Friday, 30 August 2013

Seamus Heaney, 1939-2013

The first poem of his I read was The Wife's Tale, in the quick thundering through of English Literature that our A-level course began with. I remember explaining to a class of Surrey suburbanites that a hedge could be stone, and what threshing was (our teacher, urban as the rest, was unsure). I knew already that here was a poet I would come back to, over and over.

But that isn't the poem I would post to remember him, but one I read for the first time today, thanks to a friend. Small and perfect,The Shipping Forecast, for the Atlantic I dreamed of as a child, and ran to every summer, and for the murkier waters of the North Sea that I live beside now and love less fiercely but still deeply.

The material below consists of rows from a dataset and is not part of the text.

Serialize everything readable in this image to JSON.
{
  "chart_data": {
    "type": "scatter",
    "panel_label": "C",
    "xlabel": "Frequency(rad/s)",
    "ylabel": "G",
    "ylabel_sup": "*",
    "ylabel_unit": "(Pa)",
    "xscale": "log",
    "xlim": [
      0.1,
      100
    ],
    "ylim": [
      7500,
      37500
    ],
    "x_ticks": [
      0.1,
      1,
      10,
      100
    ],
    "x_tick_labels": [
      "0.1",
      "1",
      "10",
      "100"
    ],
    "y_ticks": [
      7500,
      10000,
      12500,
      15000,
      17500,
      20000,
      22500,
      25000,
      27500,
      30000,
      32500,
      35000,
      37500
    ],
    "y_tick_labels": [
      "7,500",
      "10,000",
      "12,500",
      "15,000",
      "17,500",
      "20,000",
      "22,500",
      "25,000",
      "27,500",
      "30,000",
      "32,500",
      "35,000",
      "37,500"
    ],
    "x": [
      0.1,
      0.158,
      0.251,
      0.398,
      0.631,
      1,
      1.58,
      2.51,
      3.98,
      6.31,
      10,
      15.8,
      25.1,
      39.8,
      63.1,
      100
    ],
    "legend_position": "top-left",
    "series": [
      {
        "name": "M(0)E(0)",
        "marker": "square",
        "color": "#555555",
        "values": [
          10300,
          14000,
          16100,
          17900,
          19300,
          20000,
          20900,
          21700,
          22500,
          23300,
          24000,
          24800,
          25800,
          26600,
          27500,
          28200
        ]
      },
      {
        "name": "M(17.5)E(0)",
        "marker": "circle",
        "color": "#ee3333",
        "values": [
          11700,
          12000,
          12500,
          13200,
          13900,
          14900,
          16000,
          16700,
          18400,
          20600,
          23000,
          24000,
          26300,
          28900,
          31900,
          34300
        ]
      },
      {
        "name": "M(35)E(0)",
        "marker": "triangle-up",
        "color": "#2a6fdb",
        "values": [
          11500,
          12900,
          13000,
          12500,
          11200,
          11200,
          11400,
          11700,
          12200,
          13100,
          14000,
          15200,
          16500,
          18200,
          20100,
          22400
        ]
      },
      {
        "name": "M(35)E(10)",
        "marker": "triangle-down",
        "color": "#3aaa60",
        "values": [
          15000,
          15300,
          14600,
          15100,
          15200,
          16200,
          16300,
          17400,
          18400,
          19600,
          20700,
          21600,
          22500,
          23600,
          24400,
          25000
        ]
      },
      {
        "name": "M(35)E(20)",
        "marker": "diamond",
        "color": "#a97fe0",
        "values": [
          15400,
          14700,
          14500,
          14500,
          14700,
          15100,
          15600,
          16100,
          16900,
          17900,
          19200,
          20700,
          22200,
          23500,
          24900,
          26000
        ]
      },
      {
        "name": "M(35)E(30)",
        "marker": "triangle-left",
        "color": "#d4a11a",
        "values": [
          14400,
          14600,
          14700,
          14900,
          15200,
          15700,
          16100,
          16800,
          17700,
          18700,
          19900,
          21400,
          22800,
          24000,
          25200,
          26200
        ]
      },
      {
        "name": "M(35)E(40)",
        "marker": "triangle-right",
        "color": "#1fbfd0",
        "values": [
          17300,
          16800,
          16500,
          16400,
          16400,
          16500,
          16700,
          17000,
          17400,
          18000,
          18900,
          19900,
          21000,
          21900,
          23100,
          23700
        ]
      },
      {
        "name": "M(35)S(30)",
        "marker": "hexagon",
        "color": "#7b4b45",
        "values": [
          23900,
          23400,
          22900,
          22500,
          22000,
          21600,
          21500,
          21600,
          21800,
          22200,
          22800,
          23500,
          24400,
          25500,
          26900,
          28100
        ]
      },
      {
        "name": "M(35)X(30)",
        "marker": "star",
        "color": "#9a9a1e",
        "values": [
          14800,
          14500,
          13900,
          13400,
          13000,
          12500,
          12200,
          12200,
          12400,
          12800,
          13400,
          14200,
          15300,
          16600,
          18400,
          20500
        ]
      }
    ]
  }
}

Dogger, Rockall, Malin, Irish Sea:
Green, swift upsurges, North Atlantic flux
Conjured by that strong gale-warning voice,
Collapse into a sibilant penumbra.
Midnight and closedown. Sirens of the tundra,
Of eel-road, seal-road, keel-road, whale-road, raise
Their wind-compounded keen behind the baize
And drive the trawlers to the lee of Wicklow.
L’Etoile, Le Guillemot, La Belle Hélène
Nursed their bright names this morning in the bay
That toiled like mortar. It was marvellous
And actual, I said out loud, ‘A haven,’
The word deepening, clearing, like the sky
Elsewhere on Minches, Cromarty, The Faroes.